他说,这样就以后不怕我和别人不能沟通了。
我印象最深的一句,是他在我最伤心最无助的时候说的。
我沉溺于自己听不见的崩溃里。
他将我紧紧抱在怀里安慰。
他说以后他来做我的耳朵。
蒋唯铭见我出声,伸手在我的眼前晃了晃。
他比着手势不解的问∶「你怎么了?」
我摇了摇头。
看着他的手势,一想到这么多年他都是演的。
我的心里就止不住的泛起恶心。
我强忍住恶心微笑着,动作迅速的回复他。
「我只是有点想你,所以就找过来了。」
既然他喜欢演戏。
那我就在离开前,陪他再演上几集。
2
我和往常一样靠在男人的怀里撒娇。
秦微在看见我来的那一刻就气鼓鼓的走了。
只剩下蒋唯铭的兄弟坐在沙发上。
他打趣的说∶「铭哥,她管的还真严,这么晚都找过了,我看你还是早点回去吧。」
说完又停顿了会。
他小声提醒∶「微微好像生气了,过几天你最好哄哄她。」
我在心里默默冷笑一声。
原来以前我听不见的时候,这些话他们都是当着我的面说。
蒋唯铭比较谨慎。
虽然我没有戴助听器,但他也不敢在我面前这般光明正大。
我歪着头,假装用手语比划着∶「你们在说什么?我听不见。」
蒋唯铭狠狠的剜了男人一眼,接着转过头来。
他笑着从沙发上的公文包里,拿出一个新的助听器给我戴上。
我整个人都愣在了原地。
我开始有些不明白,蒋唯铭这是什么意思。
如果这么多年以来,他一直都在演戏。
又何必随身携带着我的助听器,在意这些小细节呢?
我摇了摇头,不想去管。
哪怕他心里有我,我的心也在他说出那些话的时候彻底死了。
蒋唯铭牵着我回了家。
一路上,车内都如死一般的静寂。
以往这个时候,一般都是我主动找他搭话。
然而现在,我心事重重。
脑海里一直重复着包厢里男人的话语,根本没心思去搭理他。
到了一处红绿灯前,蒋唯铭终于忍不住的试探开口。
「小屿,刚刚我们在包厢里的谈话,你都听见了吗?」
我摇了摇头说了句没有。
我看见男人轻轻的呼出一口气,开始找着话题。
他问我∶「你今天这么安静,我都有些不习惯了。

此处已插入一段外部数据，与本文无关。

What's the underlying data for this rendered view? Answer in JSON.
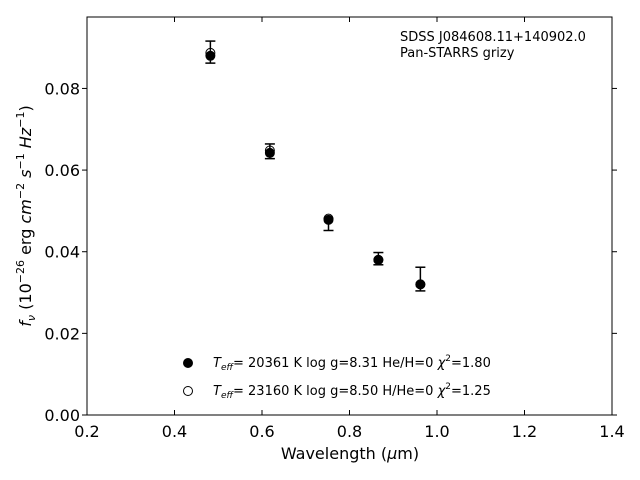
{
  "chart_data": {
    "type": "scatter",
    "annotations": [
      "SDSS J084608.11+140902.0",
      "Pan-STARRS grizy"
    ],
    "xlabel": {
      "prefix": "Wavelength (",
      "symbol": "μ",
      "suffix": "m)"
    },
    "ylabel": {
      "f": "f",
      "nu": "ν",
      "open": " (10",
      "exp26": "−26",
      "erg": " erg ",
      "cm": "cm",
      "exp2": "−2",
      "s": " s",
      "exp1": "−1",
      "hz": " Hz",
      "close": ")"
    },
    "xlim": [
      0.2,
      1.4
    ],
    "ylim": [
      0.0,
      0.0975
    ],
    "xticks": [
      0.2,
      0.4,
      0.6,
      0.8,
      1.0,
      1.2,
      1.4
    ],
    "xtick_labels": [
      "0.2",
      "0.4",
      "0.6",
      "0.8",
      "1.0",
      "1.2",
      "1.4"
    ],
    "yticks": [
      0.0,
      0.02,
      0.04,
      0.06,
      0.08
    ],
    "ytick_labels": [
      "0.00",
      "0.02",
      "0.04",
      "0.06",
      "0.08"
    ],
    "observed": {
      "x": [
        0.482,
        0.618,
        0.752,
        0.866,
        0.962
      ],
      "y": [
        0.0889,
        0.0646,
        0.048,
        0.038,
        0.033
      ],
      "yerr_low": [
        0.0862,
        0.0628,
        0.0452,
        0.0368,
        0.0304
      ],
      "yerr_high": [
        0.0916,
        0.0664,
        0.0482,
        0.0398,
        0.0362
      ]
    },
    "series": [
      {
        "name": "He/H=0",
        "marker": "filled",
        "x": [
          0.482,
          0.618,
          0.752,
          0.866,
          0.962
        ],
        "y": [
          0.088,
          0.0642,
          0.0478,
          0.038,
          0.032
        ]
      },
      {
        "name": "H/He=0",
        "marker": "open",
        "x": [
          0.482,
          0.618,
          0.752,
          0.866,
          0.962
        ],
        "y": [
          0.0887,
          0.0648,
          0.0481,
          0.038,
          0.032
        ]
      }
    ],
    "legend": {
      "placement": "lower-center",
      "entries": [
        {
          "marker": "filled",
          "T": "T",
          "eff": "eff",
          "rest": "= 20361 K  log g=8.31  He/H=0  ",
          "chi": "χ",
          "chi_exp": "2",
          "chi_val": "=1.80"
        },
        {
          "marker": "open",
          "T": "T",
          "eff": "eff",
          "rest": "= 23160 K  log g=8.50  H/He=0  ",
          "chi": "χ",
          "chi_exp": "2",
          "chi_val": "=1.25"
        }
      ]
    },
    "grid": false
  }
}
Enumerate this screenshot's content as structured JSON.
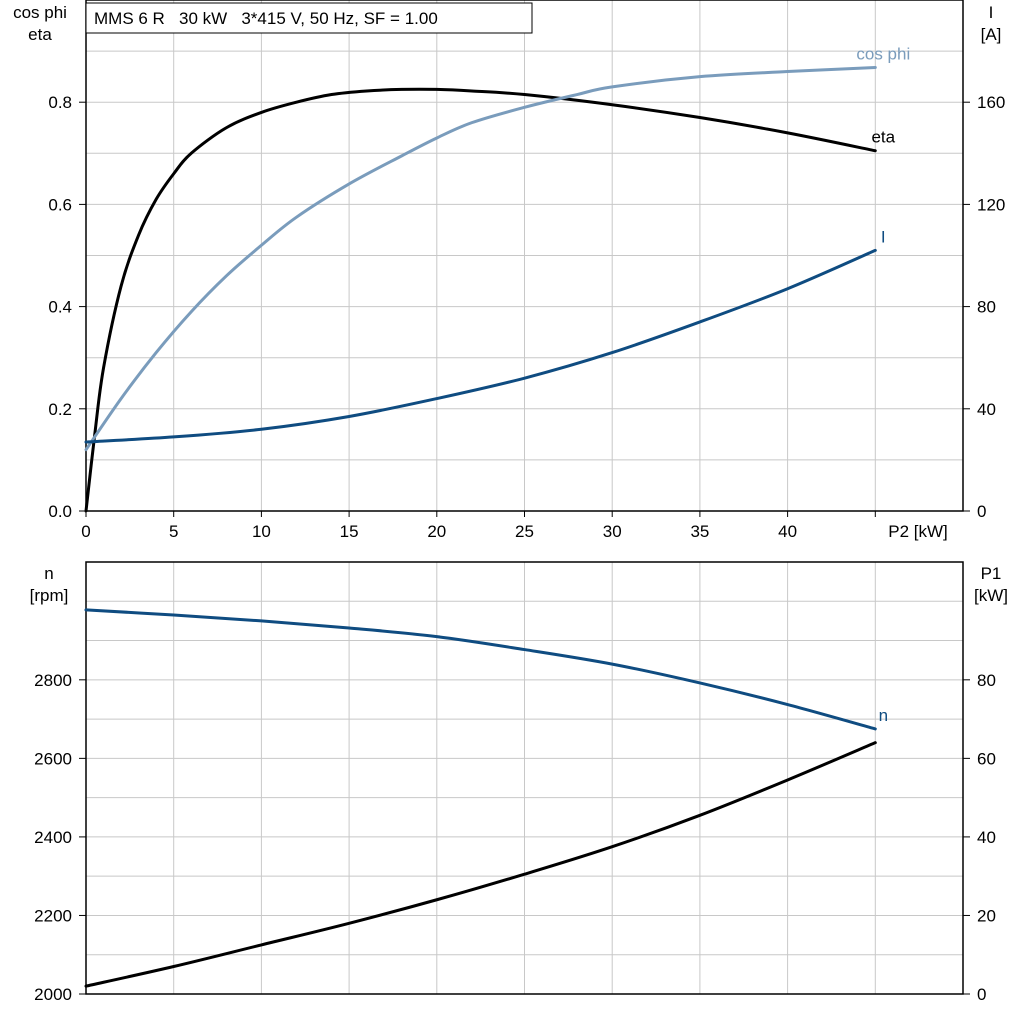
{
  "title": "MMS 6 R   30 kW   3*415 V, 50 Hz, SF = 1.00",
  "colors": {
    "eta": "#000000",
    "cos_phi": "#7a9cbc",
    "current": "#0f4c81",
    "speed": "#0f4c81",
    "p1": "#000000",
    "grid": "#c8c8c8",
    "frame": "#000000"
  },
  "chart_data": [
    {
      "type": "line",
      "xlabel": "P2 [kW]",
      "xlim": [
        0,
        50
      ],
      "xticks": [
        0,
        5,
        10,
        15,
        20,
        25,
        30,
        35,
        40
      ],
      "left_axis": {
        "label_lines": [
          "cos phi",
          "eta"
        ],
        "ylim": [
          0,
          1.0
        ],
        "ticks": [
          "0.0",
          "0.2",
          "0.4",
          "0.6",
          "0.8"
        ],
        "tick_values": [
          0,
          0.2,
          0.4,
          0.6,
          0.8
        ]
      },
      "right_axis": {
        "label_lines": [
          "I",
          "[A]"
        ],
        "ylim": [
          0,
          200
        ],
        "ticks": [
          "0",
          "40",
          "80",
          "120",
          "160"
        ],
        "tick_values": [
          0,
          40,
          80,
          120,
          160
        ]
      },
      "grid": true,
      "series": [
        {
          "name": "eta",
          "axis": "left",
          "x": [
            0,
            0.5,
            1,
            2,
            3,
            4,
            5,
            6,
            8,
            10,
            12,
            14,
            16,
            18,
            20,
            22,
            25,
            30,
            35,
            40,
            45
          ],
          "y": [
            0.0,
            0.15,
            0.28,
            0.44,
            0.54,
            0.61,
            0.66,
            0.7,
            0.75,
            0.78,
            0.8,
            0.815,
            0.822,
            0.825,
            0.825,
            0.822,
            0.815,
            0.795,
            0.77,
            0.74,
            0.705
          ]
        },
        {
          "name": "cos phi",
          "axis": "left",
          "x": [
            0,
            2,
            4,
            6,
            8,
            10,
            12,
            15,
            18,
            20,
            22,
            25,
            28,
            30,
            35,
            40,
            45
          ],
          "y": [
            0.12,
            0.22,
            0.31,
            0.39,
            0.46,
            0.52,
            0.575,
            0.64,
            0.695,
            0.73,
            0.76,
            0.79,
            0.815,
            0.83,
            0.85,
            0.86,
            0.868
          ]
        },
        {
          "name": "I",
          "axis": "right",
          "x": [
            0,
            5,
            10,
            15,
            20,
            25,
            30,
            35,
            40,
            45
          ],
          "y": [
            27,
            29,
            32,
            37,
            44,
            52,
            62,
            74,
            87,
            102
          ]
        }
      ]
    },
    {
      "type": "line",
      "xlim": [
        0,
        50
      ],
      "left_axis": {
        "label_lines": [
          "n",
          "[rpm]"
        ],
        "ylim": [
          2000,
          3100
        ],
        "ticks": [
          "2000",
          "2200",
          "2400",
          "2600",
          "2800"
        ],
        "tick_values": [
          2000,
          2200,
          2400,
          2600,
          2800
        ]
      },
      "right_axis": {
        "label_lines": [
          "P1",
          "[kW]"
        ],
        "ylim": [
          0,
          110
        ],
        "ticks": [
          "0",
          "20",
          "40",
          "60",
          "80"
        ],
        "tick_values": [
          0,
          20,
          40,
          60,
          80
        ]
      },
      "grid": true,
      "series": [
        {
          "name": "n",
          "axis": "left",
          "x": [
            0,
            5,
            10,
            15,
            20,
            25,
            30,
            35,
            40,
            45
          ],
          "y": [
            2978,
            2965,
            2950,
            2932,
            2910,
            2877,
            2840,
            2792,
            2737,
            2675
          ]
        },
        {
          "name": "",
          "axis": "right",
          "x": [
            0,
            5,
            10,
            15,
            20,
            25,
            30,
            35,
            40,
            45
          ],
          "y": [
            2,
            7,
            12.5,
            18,
            24,
            30.5,
            37.5,
            45.5,
            54.5,
            64
          ]
        }
      ]
    }
  ]
}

」
我从思绪了回过神来看向窗外,问了一句。
「是吗?我怎么不觉得。」
男人点了点头,说话的语气淡淡的。
「小屿,要是你有不开心的事就和我说,好吗?」
「我不想你和我在一起的时候带着坏情绪。」
我是多么的想告诉他,我的不开心全都来自于他。
我讽刺的扯起嘴角。
还是应了一声好。
可我却在心里却盘算着,究竟哪一天和他说分开会比较好。
那天过后,我和往常没什么不同。
依然和从前一样待在家里写着小说。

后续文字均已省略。